As requested by @LN , I'm opening a new thread following this one: Access to ODK Collect from XML data from other Android applications - #9 by LN

The problem
It is using ODK to solve a classic issue of Listing applications (usually used by among others, DHS, MICS, etc surveys). Listing are usually used to built sampling database. It consists in a multiple levels data collection, but a very simple application.
a) Cluster/First level (spatial unit);
b) Building/Second level;
c) Household/Third level; (statistical unit)
d) Individuals/Fourth level (statistical unit)
And because the listing database will be used to randomly select household and individuals, it require to have unique sequential number for all statistical and spatial unit.

Explanations

How/when are concessions and households identified?

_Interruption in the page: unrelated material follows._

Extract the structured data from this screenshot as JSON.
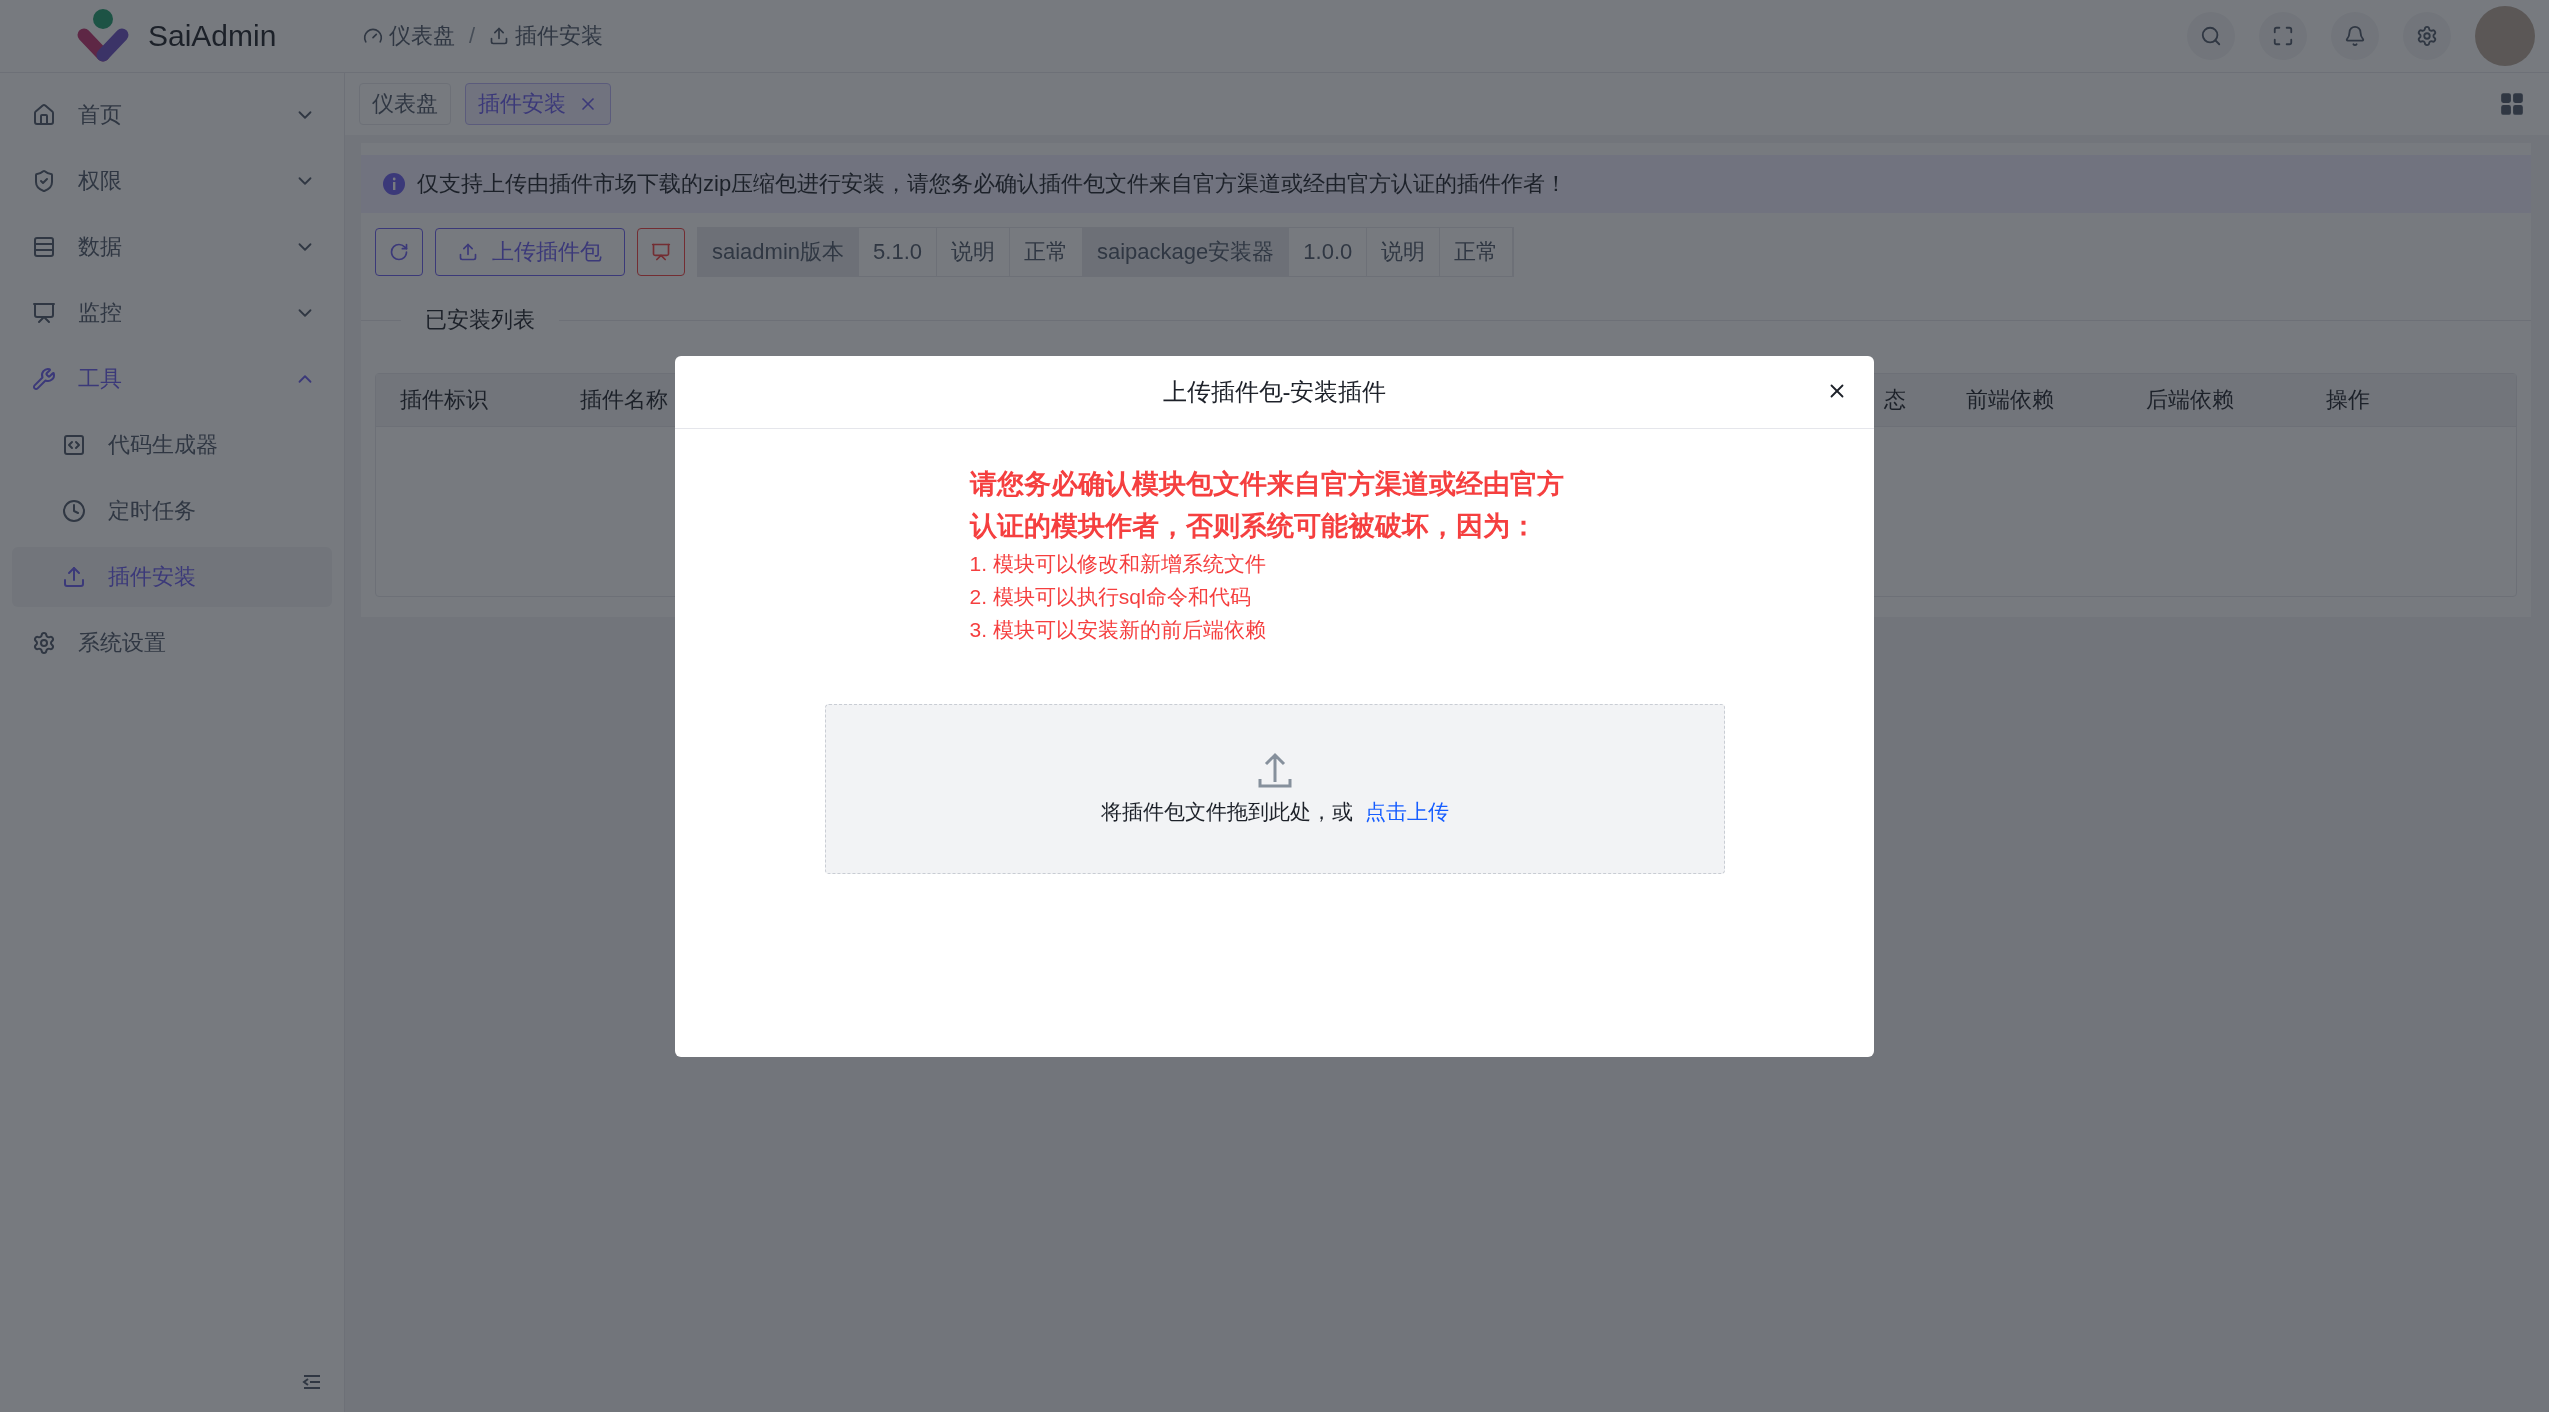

a) Concession is the french (some african countries) name for building. They are self identified in the field (so called apartment building in North America);
b) Household are defined as is in statistical/survey methodology;

Does a single person do all work related to a single concession? A single household? Are all households in one concession identified/visited sequentially?

With CSPro, not necessarily since any enumerator can sync data with another one's. Supervisor can also re-assign tasks to any enumerator etc. CSPro logic offer almost unlimited flexibility in data synchronization and sharing between teams, automatic multi server synchronization etc. However, I would stay only on scenarios that ODK can offer.

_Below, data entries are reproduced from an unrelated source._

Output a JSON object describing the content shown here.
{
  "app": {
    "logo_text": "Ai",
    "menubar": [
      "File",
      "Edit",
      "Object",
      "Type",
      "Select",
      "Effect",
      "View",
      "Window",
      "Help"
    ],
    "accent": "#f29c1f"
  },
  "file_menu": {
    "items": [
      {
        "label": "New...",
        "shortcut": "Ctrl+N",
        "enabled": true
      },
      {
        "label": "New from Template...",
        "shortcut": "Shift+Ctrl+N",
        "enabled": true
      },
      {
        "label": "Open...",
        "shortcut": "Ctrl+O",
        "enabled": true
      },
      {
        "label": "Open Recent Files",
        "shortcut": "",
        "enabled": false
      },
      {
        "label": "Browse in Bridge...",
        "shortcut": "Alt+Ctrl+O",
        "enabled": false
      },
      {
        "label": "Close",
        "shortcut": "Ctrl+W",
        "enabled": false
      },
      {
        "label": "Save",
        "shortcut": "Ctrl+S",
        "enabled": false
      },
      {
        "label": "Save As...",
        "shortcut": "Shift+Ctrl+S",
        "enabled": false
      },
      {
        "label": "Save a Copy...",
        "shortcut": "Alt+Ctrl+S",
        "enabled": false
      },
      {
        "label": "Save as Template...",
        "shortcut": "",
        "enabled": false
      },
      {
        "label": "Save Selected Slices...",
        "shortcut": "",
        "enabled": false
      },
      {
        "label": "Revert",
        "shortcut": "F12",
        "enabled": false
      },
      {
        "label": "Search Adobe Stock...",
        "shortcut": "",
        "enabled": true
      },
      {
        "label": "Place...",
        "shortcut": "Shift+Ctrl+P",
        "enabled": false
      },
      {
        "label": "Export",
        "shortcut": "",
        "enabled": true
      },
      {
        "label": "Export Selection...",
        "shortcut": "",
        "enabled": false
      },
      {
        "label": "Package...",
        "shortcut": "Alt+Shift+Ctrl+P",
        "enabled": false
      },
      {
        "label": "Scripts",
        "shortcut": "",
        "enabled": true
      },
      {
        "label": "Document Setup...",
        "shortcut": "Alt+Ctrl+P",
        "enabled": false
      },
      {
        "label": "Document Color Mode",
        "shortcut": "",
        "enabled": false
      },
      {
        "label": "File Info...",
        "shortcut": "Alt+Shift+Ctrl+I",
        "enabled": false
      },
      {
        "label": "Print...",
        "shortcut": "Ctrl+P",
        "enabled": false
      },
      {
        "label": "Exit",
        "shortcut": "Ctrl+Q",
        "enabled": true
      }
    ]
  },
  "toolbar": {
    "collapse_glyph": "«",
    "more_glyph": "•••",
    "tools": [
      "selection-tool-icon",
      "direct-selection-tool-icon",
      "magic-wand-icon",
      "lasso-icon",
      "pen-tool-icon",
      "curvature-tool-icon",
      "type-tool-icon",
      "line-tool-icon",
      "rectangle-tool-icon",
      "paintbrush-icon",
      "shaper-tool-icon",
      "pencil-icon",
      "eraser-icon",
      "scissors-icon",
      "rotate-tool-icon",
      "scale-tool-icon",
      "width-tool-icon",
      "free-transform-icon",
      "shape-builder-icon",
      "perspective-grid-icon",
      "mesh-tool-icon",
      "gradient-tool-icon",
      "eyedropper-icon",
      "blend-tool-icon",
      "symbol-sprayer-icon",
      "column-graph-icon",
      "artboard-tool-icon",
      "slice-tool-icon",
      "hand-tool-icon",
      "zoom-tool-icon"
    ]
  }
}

I'm trying to understand whether or not repeats are appropriate in this context.

In CSPro, I designed such apps as:
a) A case (questionnaire)for one cluster;
b) A roster (or matrix) for a building (or Concession) record;
c) A roster (or matrix) for household record;
Sometimes the number of building (or Concession) is know before the fieldwork because of recent mapping. But, the number of household in a specific building (or Concession) is only know during the Listing fieldwork.
For the sampling purpose, all the numbers (Concession (or Building), household and individuals must be unique. This is what I helped to solve with CSPro Logic and/or SQL https://forum.getodk.org/uploads/short-url/s62lpSjmpbywpoUAVU9evNimUx6.pdf

If you need more explanations, please let me know.
Thanks in advance for your incredible support!

jniles · May 31, 2025, 2:34pm

Hi @htuser,

I'm not familiar with CSPro, but I can try to respond to the ODK and data modeling side of things. It sounds like you are doing a census of all individuals in all houses in all buildings of a cluster. Is that correct?

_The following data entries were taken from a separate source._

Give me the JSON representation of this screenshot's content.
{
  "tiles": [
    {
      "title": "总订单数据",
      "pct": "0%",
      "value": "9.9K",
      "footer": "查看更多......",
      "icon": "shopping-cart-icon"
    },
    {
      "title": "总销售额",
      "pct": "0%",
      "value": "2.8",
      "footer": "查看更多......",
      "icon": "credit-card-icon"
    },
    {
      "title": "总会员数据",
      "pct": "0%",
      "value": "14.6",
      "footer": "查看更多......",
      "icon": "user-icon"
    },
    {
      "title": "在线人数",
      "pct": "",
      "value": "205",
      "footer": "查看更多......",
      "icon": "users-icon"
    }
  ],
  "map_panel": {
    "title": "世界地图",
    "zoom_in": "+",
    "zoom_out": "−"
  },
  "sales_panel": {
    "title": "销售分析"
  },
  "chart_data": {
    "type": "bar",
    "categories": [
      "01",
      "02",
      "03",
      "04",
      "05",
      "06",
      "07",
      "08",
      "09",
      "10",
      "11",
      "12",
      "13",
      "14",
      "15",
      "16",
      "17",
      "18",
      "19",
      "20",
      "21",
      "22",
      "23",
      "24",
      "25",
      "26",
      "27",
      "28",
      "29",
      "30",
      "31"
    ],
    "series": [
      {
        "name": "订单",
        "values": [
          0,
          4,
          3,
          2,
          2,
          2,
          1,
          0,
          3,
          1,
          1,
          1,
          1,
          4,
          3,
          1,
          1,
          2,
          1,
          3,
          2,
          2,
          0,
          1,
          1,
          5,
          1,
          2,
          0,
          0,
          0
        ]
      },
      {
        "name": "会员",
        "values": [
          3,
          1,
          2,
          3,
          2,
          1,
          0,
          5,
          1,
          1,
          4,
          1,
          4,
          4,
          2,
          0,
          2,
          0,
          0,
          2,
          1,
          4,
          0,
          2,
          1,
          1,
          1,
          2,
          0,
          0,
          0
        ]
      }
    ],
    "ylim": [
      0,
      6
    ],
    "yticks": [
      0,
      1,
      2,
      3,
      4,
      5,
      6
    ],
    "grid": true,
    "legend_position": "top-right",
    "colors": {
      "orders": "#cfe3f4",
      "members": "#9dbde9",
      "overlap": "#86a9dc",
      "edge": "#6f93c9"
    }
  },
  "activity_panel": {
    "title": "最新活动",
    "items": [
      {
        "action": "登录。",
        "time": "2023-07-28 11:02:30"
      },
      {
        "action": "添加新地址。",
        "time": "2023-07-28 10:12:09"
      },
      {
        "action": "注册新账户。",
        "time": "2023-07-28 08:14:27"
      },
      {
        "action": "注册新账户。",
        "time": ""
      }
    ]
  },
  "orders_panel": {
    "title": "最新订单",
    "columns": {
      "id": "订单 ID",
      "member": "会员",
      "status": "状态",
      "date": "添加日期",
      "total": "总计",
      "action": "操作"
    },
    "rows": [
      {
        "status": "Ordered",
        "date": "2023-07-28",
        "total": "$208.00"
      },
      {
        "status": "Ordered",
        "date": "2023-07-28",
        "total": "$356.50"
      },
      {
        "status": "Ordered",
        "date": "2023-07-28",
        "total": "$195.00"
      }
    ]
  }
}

If so, your workflow will likely need to be different from other tools you may have experience with. ODK Collect's strength is collecting diverse sources of data on offline devices. This also means that it has the limitation that the data recorded is often not linked or referenced to other data collected previously on other devices or even the same device. We only recently got Entities to try to solve some of these shortcomings for longitudinal data collection, but I'm not experienced enough with them to say whether they might work for your use case.

Instead, I would think about this in two steps. ODK will generate a unique id (uuid) for every form submitted. If you chose to have the form be filled out at the household level (third level), then you might have a question that asks "how many people live here?", then use a repeat group to loop through each household member and fill out demographic data for them.

Once you have that data, you'll submit it to ODK Central, download as a CSV file, and then assign your numeric IDs per household and/or individual using Excel. This would also allow you to do data cleaning and quality checks (duplicate submissions for households, checks to see if the GPS coordinates are geographically distinct if applicable, completeness checks, etc).

This may or may not work for your workflow, depending on how quickly you need to have household numbers assigned to the household and how short the timeframe is for collecting data.

Finally, if you have a listing of the clusters and buildings, you can try to reduce errors in your data collection by pre-populating these fields in a cascading dropdown menu. I documented how I solved with DHIS2 data, but the process should be similar for any set of nested data represented in a CSV file.

Hope this helps!

htuser · June 16, 2025, 4:55pm

Sorry for delayed my response. Thanks a lot for your explanations. However, it will be better if you can post a small demo implementing my request with ODK.

seadowg · July 14, 2025, 12:09pm

This was super interesting! There was one part I didn't understand however:

In this case, the filename is health-facilities.csv (the .csv suffix is implied). This is a file we'll have to provide when we upload the form to ODK Central. I prefer to reuse a single file, since it is easier ensure consistency (i.e. so that I don't make a mistake) by having a single file than to have multiple files for provinces, health zones, health areas, etc.

It wasn't clear to me why having a single file makes it easier to ensure consistency here. Are you able to expand on that?